Effects-based scheduling for the OCaml compiler - w05

I started the week off by fixing my parallel scheduler that I’ve started writing end of last week. There was this one bug that simply refused to budge, no matter how many things I’ve thrown at it (you can find the setup from last week’s notes here):

>> Fatal error: Cannot find address for: C.baz
Fatal error: exception Misc.Fatal_error
Raised at Custom_ocamlc.handle.(fun) in file "custom_ocamlc.ml", line 365, characters 45-55
Called from Custom_ocamlc in file "custom_ocamlc.ml", line 685, characters 2-12

This happened after step 10 of the diagram from last week, during compilation of A.ml.

Continuations capture everything on the call stack, but what they don’t capture is the global state of the compiler. Thankfully, some people over at Merlin have already added a module (Local_store) to the compiler, for them to “snapshot” the global state of the type-checker to move back and forth to type different files. They do this by explicitly registering all global state with s_ref: 'a -> 'a ref in place of ref, which then registers the reference in a list of global bindings. Before we start any compilation, we call fresh: unit -> store once, which snapshots the current global state as the “initial state” and returns an opaque store type capable of storing a set of global states, initialized to the fresh state. This is then used in with_store : store -> (unit -> 'a) -> 'a to restore the global state to the state of the store during the run of the function, and saving any changes to the store. Subsequent calls to fresh will return a fresh store with values obtained from the snapshot taken at the first instance of fresh ().

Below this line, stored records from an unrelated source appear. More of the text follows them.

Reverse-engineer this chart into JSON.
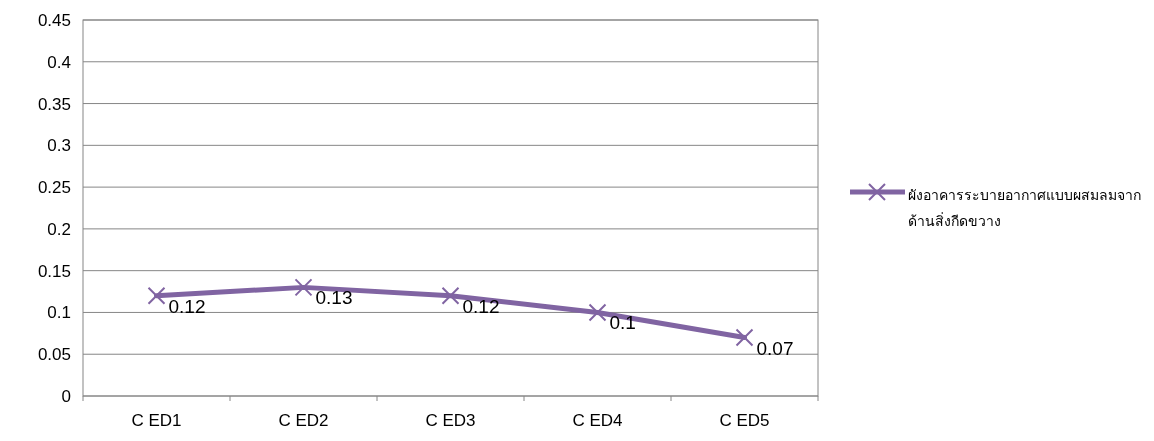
{
  "chart_data": {
    "type": "line",
    "categories": [
      "C ED1",
      "C ED2",
      "C ED3",
      "C ED4",
      "C ED5"
    ],
    "series": [
      {
        "name": "ผังอาคารระบายอากาศแบบผสมลมจากด้านสิ่งกีดขวาง",
        "color": "#8064a2",
        "values": [
          0.12,
          0.13,
          0.12,
          0.1,
          0.07
        ]
      }
    ],
    "ylim": [
      0,
      0.45
    ],
    "yticks": [
      0,
      0.05,
      0.1,
      0.15,
      0.2,
      0.25,
      0.3,
      0.35,
      0.4,
      0.45
    ],
    "grid": "y",
    "legend": "right",
    "marker": "cross",
    "data_labels": true
  }
}
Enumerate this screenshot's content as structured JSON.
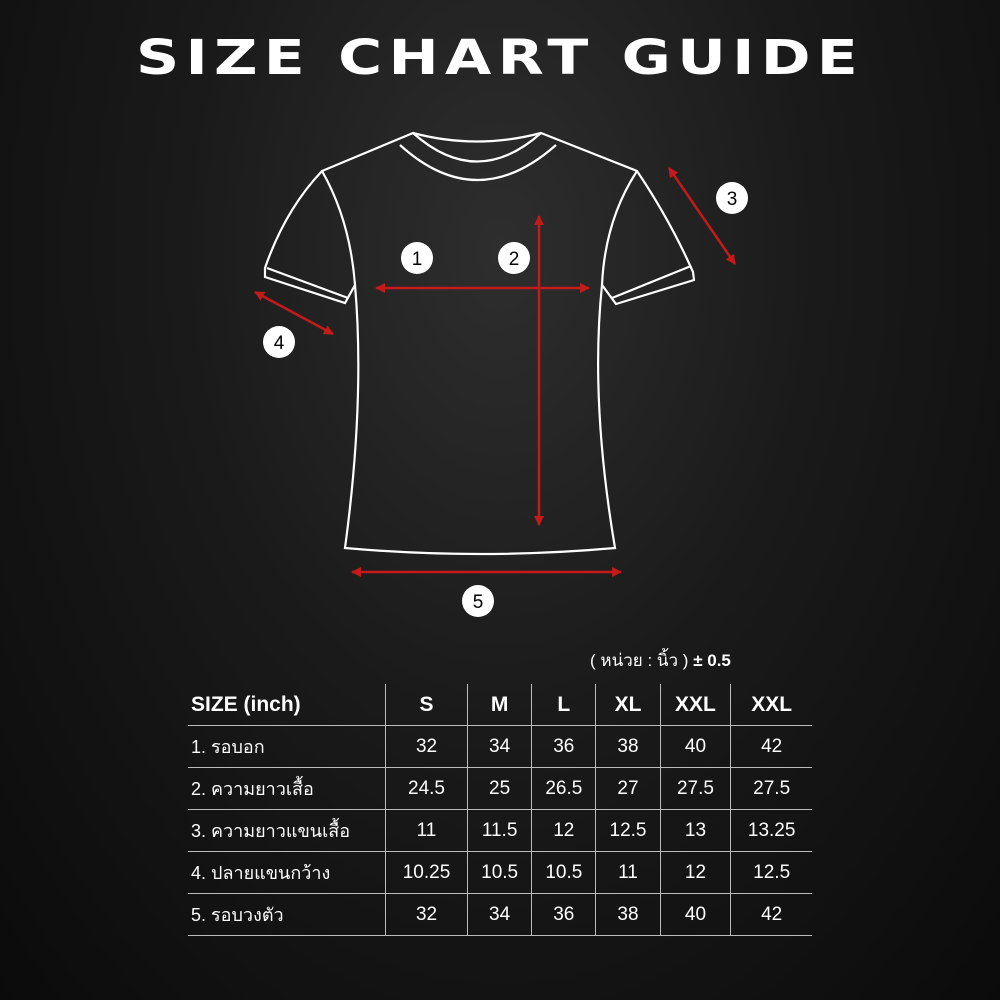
{
  "title": "SIZE CHART GUIDE",
  "markers": [
    "1",
    "2",
    "3",
    "4",
    "5"
  ],
  "colors": {
    "arrow": "#c41a1a",
    "outline": "#ffffff",
    "background": "#111111"
  },
  "unit_note": {
    "text": "( หน่วย : นิ้ว )",
    "tolerance": "± 0.5"
  },
  "table": {
    "header": [
      "SIZE (inch)",
      "S",
      "M",
      "L",
      "XL",
      "XXL",
      "XXL"
    ],
    "rows": [
      [
        "1. รอบอก",
        "32",
        "34",
        "36",
        "38",
        "40",
        "42"
      ],
      [
        "2. ความยาวเสื้อ",
        "24.5",
        "25",
        "26.5",
        "27",
        "27.5",
        "27.5"
      ],
      [
        "3. ความยาวแขนเสื้อ",
        "11",
        "11.5",
        "12",
        "12.5",
        "13",
        "13.25"
      ],
      [
        "4. ปลายแขนกว้าง",
        "10.25",
        "10.5",
        "10.5",
        "11",
        "12",
        "12.5"
      ],
      [
        "5. รอบวงตัว",
        "32",
        "34",
        "36",
        "38",
        "40",
        "42"
      ]
    ]
  }
}
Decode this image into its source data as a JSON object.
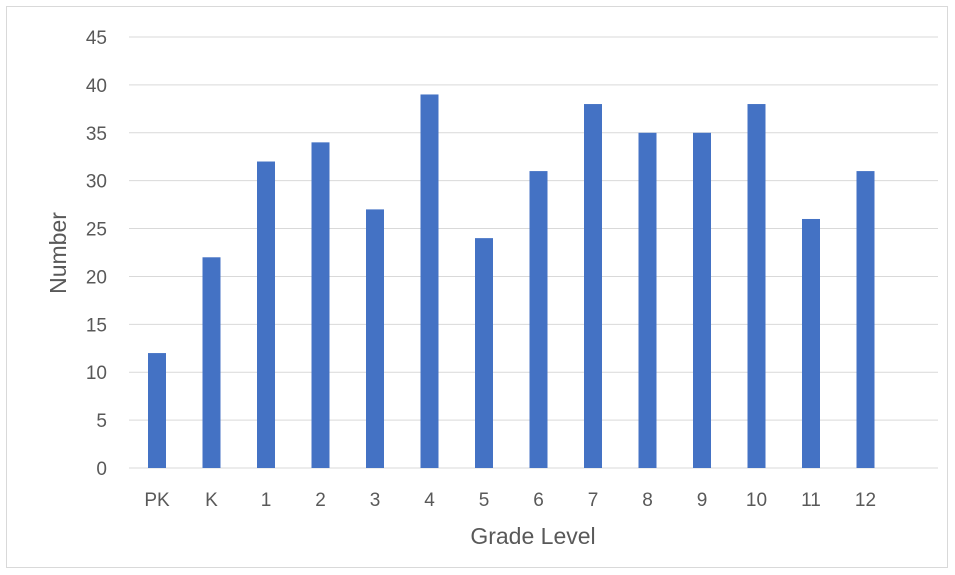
{
  "chart_data": {
    "type": "bar",
    "title": "",
    "xlabel": "Grade Level",
    "ylabel": "Number",
    "categories": [
      "PK",
      "K",
      "1",
      "2",
      "3",
      "4",
      "5",
      "6",
      "7",
      "8",
      "9",
      "10",
      "11",
      "12"
    ],
    "values": [
      12,
      22,
      32,
      34,
      27,
      39,
      24,
      31,
      38,
      35,
      35,
      38,
      26,
      31
    ],
    "ylim": [
      0,
      45
    ],
    "yticks": [
      0,
      5,
      10,
      15,
      20,
      25,
      30,
      35,
      40,
      45
    ],
    "grid": true,
    "legend": "none",
    "colors": {
      "bar": "#4472C4",
      "gridline": "#d9d9d9",
      "text": "#595959"
    }
  }
}
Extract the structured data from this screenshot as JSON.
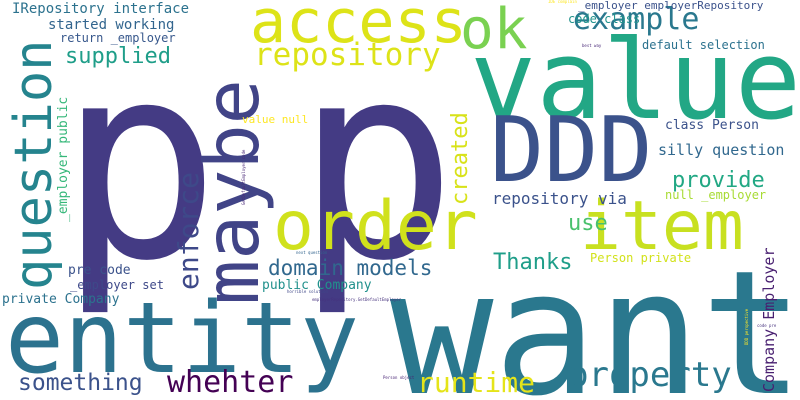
{
  "word_cloud": {
    "words": [
      {
        "text": "p",
        "color": "#443b84"
      },
      {
        "text": "p",
        "color": "#443b84"
      },
      {
        "text": "want",
        "color": "#2a788e"
      },
      {
        "text": "value",
        "color": "#22a785"
      },
      {
        "text": "entity",
        "color": "#2c728e"
      },
      {
        "text": "maybe",
        "color": "#414487"
      },
      {
        "text": "DDD",
        "color": "#3b528b"
      },
      {
        "text": "order",
        "color": "#d0e11c"
      },
      {
        "text": "item",
        "color": "#c8e020"
      },
      {
        "text": "access",
        "color": "#dde318"
      },
      {
        "text": "question",
        "color": "#25848e"
      },
      {
        "text": "ok",
        "color": "#7ad151"
      },
      {
        "text": "example",
        "color": "#2a788e"
      },
      {
        "text": "repository",
        "color": "#dde318"
      },
      {
        "text": "property",
        "color": "#2a788e"
      },
      {
        "text": "whehter",
        "color": "#440154"
      },
      {
        "text": "runtime",
        "color": "#e5e419"
      },
      {
        "text": "something",
        "color": "#3b528b"
      },
      {
        "text": "enforce",
        "color": "#3e4989"
      },
      {
        "text": "created",
        "color": "#d8e219"
      },
      {
        "text": "domain models",
        "color": "#31688e"
      },
      {
        "text": "Thanks",
        "color": "#1f9e89"
      },
      {
        "text": "supplied",
        "color": "#1f9e89"
      },
      {
        "text": "provide",
        "color": "#22a884"
      },
      {
        "text": "use",
        "color": "#4ac16d"
      },
      {
        "text": "repository via",
        "color": "#3b528b"
      },
      {
        "text": "Company Employer",
        "color": "#481f70"
      },
      {
        "text": "IRepository interface",
        "color": "#2c728e"
      },
      {
        "text": "started working",
        "color": "#32658e"
      },
      {
        "text": "return _employer",
        "color": "#38588c"
      },
      {
        "text": "_employer public",
        "color": "#35b779"
      },
      {
        "text": "_employer employerRepository",
        "color": "#3b528b"
      },
      {
        "text": "code class",
        "color": "#20928c"
      },
      {
        "text": "default selection",
        "color": "#2c728e"
      },
      {
        "text": "class Person",
        "color": "#3b528b"
      },
      {
        "text": "silly question",
        "color": "#31688e"
      },
      {
        "text": "null _employer",
        "color": "#a8db34"
      },
      {
        "text": "value null",
        "color": "#fde725"
      },
      {
        "text": "pre code",
        "color": "#3b528b"
      },
      {
        "text": "_employer set",
        "color": "#3e4989"
      },
      {
        "text": "private Company",
        "color": "#2c728e"
      },
      {
        "text": "public Company",
        "color": "#21918c"
      },
      {
        "text": "Person private",
        "color": "#d2e21b"
      },
      {
        "text": "GetDefaultEmployer code",
        "color": "#482878"
      },
      {
        "text": "best way",
        "color": "#482878"
      },
      {
        "text": "next question",
        "color": "#32648e"
      },
      {
        "text": "horrible solution",
        "color": "#3f4788"
      },
      {
        "text": "employerRepository.GetDefaultEmployer",
        "color": "#46327e"
      },
      {
        "text": "code pre",
        "color": "#46327e"
      },
      {
        "text": "Person object",
        "color": "#482475"
      },
      {
        "text": "IDE complain",
        "color": "#fde725"
      },
      {
        "text": "DDD perspective",
        "color": "#fde725"
      }
    ]
  }
}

This is huge news, because all the missing dependencies would have already been discovered by the time the file has finished type-checking, so most if not all of the global state has already been registered for us. This is what my scheduler looked like, stripping away all unnecessary details:

let suspended_tasks = Queue.create ()
type _ Effect.t += Load_path : string -> string Effect.t

(* start compilation of all .ml files *)
List.iter (fun ml_file ->
  let store = fresh ();
  match with_store store (fun () -> compile ml_file) with
  | () -> () (* file compiled successfully *)
  | effect (Load_path dep), cont -> (* dep will be a .cmi file *)
      begin try
        continue cont (resolve_full_filename dep)
      with Not_found ->
        (* we hit a missing dependency, suspend the task *)
        let full_mli_file = find_interface_source dep in
        let dep = (remove_suffix mli_file ".mli") ^ ".cmi" in
        let pid = compile_process_parallel full_mli_file in
        Queue.add (pid, cont, dep, store) suspended_tasks
      end
) files_to_compile

(* fold on suspended tasks until we are done *)
while not (Queue.is_empty suspended_tasks) do
  let (pid, cont, dep, store) = Queue.take suspended_tasks in
  if process_finished pid then
    (* dependency has finished compiling, we can resume the task *)
    add_to_load_path dep;
    with_store store (fun () -> continue cont dep)
  else
    (* re-add the task to the queue *)
    Queue.add (pid, cont, dep, store) suspended_tasks
done

I’m sure this was necessary anyway, but this somehow did not fix the issue! I then spent the good part of two whole days adding print statements all over the type-checker and staring at ridiculously long call stacks, until I came across a fairly innocuous piece of code, in typing/env.ml:

let find_same_module id tbl =
  match IdTbl.find_same id tbl with
  | x -> x
  | exception Not_found
    when Ident.persistent id && not (Current_unit.Name.is_ident id) ->
      Mod_persistent

At this point I had realized that B was being opened successfully in A, going through the Mod_persistent code path above, but somehow C kept on raising Not_found here no matter what I did, and this was quite suspicious as their behaviour should be virtually identical. The first predicate in line 5 couldn’t have been the issue, so it must have been the second that was failing. Current_unit.Name sounds like some mutable global state, and surely something as simple as that that must have been captured by Local_store.

It wasn’t! So when we resumed compilation of A (in step 10), the compiler thinks it’s in C, and it makes sense that it couldn’t find C, because it thinks we are already in the module C. The fix was:

- let current_unit : Unit_info.t option ref = ref None
+ let current_unit : Unit_info.t option ref = s_ref None

It took me two days to add two characters to the compiler! (David told me that he once took 5 days to fix a GC bug that changed only a couple of characters, so I guess this was bound to happen at some point…)

At this point, the entry point of the compiler was turning into a 800-line monster, so I decided to spend the rest of the week doing refactoring and logging improvements, in preparation of using domains as the next step.